Tuesday, May 6, 2008

The Fed is getting Desperate ...

In mid-March – at the peak of the crisis - the Fed did not just partially bail out the Bear Stearns shareholders who would have been totally wiped out in the case of a disorderly collapse of Bear Stearns; more importantly the Fed effectively bailed out JP Morgan that had – like Bear – and still has a massive exposure to the CDS market; it bailed out the creditors of Bear Stearns who would have suffered massive losses if the Fed had not outright bought $29 billion of toxic securities held by Bear; and it effectively bailed out Lehman, Merrill and a good chunk of the shadow financial system as the Bear Stearns bailout – together more importantly with the new TSLF and the PDCF facilities – ensured – for the first time since the Great Depression - that systemically important broker dealers would have access to the lender of last resort support of the Fed. Without these new facilities and the Bear bailout a generalized run on many institutions of the shadow banking system would have occurred.

While the extreme tail risk of a systemic financial meltdown – and we were in mid-March one epsilon away from such a generalized run on most of the shadow banking system – was avoided by the trifecta of the Bear Stearns bailout, and the creation of the TSLF and the PDCF facilities the stresses in the financial markets – liquidity and credit crunch - remain severe as even the FOMC had to admit in its latest statement.

The severity and persistence of the liquidity crunch is evident from the fact that in the interbank markets spreads (Libor/OIS + TED) remain extremely high and still close to their peaks since this crisis started last summer in spite of 325bps Fed Fund ease by the Fed, in spite of the creation and vast expansion of the TAF auctions (now up to $150 billion over a month), in spite of the creation and extension of the TSLF, in spite of the creation of the PDCF.

Why?
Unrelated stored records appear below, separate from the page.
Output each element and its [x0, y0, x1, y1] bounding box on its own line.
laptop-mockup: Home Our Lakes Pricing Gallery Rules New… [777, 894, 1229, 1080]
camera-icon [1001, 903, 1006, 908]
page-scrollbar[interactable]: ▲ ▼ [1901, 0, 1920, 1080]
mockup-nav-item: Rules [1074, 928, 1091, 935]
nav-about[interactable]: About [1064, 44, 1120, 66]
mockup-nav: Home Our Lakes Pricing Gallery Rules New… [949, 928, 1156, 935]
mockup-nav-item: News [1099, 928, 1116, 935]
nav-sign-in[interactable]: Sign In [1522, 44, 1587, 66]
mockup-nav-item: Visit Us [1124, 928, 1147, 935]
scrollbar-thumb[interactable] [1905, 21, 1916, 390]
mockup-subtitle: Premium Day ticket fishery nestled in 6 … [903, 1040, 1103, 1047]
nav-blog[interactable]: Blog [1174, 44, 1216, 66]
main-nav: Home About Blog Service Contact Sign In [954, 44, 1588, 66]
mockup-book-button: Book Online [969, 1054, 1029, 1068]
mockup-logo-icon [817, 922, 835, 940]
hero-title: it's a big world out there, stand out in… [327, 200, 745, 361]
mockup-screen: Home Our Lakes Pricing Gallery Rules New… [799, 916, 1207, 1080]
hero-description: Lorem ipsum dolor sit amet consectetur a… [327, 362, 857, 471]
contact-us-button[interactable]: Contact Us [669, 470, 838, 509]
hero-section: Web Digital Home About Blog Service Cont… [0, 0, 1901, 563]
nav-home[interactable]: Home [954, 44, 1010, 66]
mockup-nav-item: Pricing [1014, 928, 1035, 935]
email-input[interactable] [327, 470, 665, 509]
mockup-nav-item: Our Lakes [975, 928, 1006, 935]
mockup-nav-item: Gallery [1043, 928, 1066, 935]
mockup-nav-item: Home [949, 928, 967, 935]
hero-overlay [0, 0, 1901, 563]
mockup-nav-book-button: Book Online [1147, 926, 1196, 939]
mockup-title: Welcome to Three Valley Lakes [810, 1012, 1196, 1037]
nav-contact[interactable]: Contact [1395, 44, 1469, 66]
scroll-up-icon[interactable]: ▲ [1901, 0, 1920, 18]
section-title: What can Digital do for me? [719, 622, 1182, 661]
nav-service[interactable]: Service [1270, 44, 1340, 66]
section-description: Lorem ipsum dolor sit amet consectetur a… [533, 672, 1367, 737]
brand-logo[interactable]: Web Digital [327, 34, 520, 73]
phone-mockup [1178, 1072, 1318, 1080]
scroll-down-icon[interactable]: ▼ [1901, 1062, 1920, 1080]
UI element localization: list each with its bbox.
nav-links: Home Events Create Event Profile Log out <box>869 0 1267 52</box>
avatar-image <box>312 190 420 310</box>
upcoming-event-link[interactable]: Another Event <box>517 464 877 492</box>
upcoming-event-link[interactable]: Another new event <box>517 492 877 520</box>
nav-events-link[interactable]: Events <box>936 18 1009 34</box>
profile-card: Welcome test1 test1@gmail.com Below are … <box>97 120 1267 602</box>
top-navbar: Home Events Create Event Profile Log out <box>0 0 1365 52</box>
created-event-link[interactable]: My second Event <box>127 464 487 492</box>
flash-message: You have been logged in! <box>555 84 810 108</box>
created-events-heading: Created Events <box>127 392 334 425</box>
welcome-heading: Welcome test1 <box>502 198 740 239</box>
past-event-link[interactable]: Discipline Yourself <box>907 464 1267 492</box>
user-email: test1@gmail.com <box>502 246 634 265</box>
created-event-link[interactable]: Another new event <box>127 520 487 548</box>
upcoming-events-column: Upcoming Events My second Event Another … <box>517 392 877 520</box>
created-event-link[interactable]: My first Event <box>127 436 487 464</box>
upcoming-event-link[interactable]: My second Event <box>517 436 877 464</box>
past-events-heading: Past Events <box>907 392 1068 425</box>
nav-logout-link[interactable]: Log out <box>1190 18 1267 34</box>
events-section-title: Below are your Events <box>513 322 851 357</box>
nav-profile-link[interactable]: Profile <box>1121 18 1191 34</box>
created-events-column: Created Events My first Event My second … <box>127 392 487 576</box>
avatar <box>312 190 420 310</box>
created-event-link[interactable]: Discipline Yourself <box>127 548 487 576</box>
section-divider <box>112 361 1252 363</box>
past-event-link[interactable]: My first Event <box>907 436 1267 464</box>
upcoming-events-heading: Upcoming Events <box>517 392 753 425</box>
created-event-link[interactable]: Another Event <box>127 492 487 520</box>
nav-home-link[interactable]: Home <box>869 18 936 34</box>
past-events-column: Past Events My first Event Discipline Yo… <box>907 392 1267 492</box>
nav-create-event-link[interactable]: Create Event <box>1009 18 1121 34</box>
Banks and non bank primary dealers having access to the Fed liquidity are hoarding such liquidity and not relending it to the other members of the shadow banking system for two reasons. First, they need that liquidity for themselves as the roll-off of SIV and conduits and concerns about future liquidity needs have led to a massive need for liquidity insurance; second, given the counterparty risk – who is holding the toxic waste and how much of it – that an opaque and non-transparent financial system has created no one trust its counterparties and is willing to lend them money on a term basis.

Thus, monetary policy can address illiquidity problems but cannot resolve credit and insolvency problems. And this US economy now suffers of a virulent strain of illiquidity and insolvency problems. So the liquidity crunch remains severe in spite of all of the extreme policy actions by the Fed and other central banks.